Le taux d’occupation moyen était au 1er mars de 137,5 %, et atteint même 200 % dans 25 établissements, avec 87 126 détenus pour moins de 63 500 places. Les traitements inhumains dans les prisons françaises sont dénoncés depuis de nombreuses années par quantité de rapports, dont le dernier du Conseil de l’Europe, fin janvier, qui parlait d’« entrepôts humains ». La promiscuité dans des cellules où s’entassent les prisonniers – 7 000 dorment par terre – et le manque d’hygiène, avec les nuisibles qui prolifèrent, ne peuvent qu’encourager la violence et les tensions entre détenus et avec les gardiens, qui sont en sous-effectif permanent.
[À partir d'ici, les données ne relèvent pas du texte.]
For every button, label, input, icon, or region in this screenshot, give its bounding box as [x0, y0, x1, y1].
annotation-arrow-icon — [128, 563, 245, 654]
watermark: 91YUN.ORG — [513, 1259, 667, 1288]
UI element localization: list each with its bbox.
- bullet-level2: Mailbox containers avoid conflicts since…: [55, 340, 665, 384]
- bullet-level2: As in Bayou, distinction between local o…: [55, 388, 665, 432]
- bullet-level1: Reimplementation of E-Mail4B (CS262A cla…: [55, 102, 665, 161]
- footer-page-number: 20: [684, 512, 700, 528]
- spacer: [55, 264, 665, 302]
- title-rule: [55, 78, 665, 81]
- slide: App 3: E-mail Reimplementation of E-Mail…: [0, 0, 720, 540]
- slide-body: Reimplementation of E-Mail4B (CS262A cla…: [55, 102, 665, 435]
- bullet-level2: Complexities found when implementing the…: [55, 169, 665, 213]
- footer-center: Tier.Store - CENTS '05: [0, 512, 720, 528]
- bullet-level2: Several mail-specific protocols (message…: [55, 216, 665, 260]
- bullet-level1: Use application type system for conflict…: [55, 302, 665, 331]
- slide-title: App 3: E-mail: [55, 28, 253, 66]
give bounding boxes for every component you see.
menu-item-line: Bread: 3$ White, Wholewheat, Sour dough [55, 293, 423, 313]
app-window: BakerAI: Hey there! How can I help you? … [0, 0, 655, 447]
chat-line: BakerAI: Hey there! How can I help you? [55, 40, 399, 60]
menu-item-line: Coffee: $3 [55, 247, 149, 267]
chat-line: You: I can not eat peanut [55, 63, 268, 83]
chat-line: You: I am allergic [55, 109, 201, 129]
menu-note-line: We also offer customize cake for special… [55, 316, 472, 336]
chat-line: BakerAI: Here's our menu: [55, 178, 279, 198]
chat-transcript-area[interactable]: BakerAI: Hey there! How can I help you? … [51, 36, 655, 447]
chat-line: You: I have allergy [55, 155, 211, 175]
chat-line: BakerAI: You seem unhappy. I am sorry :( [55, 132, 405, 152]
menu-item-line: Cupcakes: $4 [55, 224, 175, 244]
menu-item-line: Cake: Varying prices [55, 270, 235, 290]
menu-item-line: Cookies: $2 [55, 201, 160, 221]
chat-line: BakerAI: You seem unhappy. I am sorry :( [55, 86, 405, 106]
Tout le système participe de cette embolie : les tribunaux étant débordés, les affaires ne sont pas traitées et certaines détentions sont allongées en conséquence. Sur 87 126 détenus, plus de 22 000 le sont en attente d’un jugement.
Les surveillants comme les détenus sont victimes de la politique du tout sécuritaire menée par tous les ministres de l’Intérieur depuis des années. Il faut serrer la vis, taper fort – sur les pauvres –, remplir les prisons, et tant pis si cela ne met pas fin, et pour cause, à l’insécurité qui grandit sur fond de crise et de misère.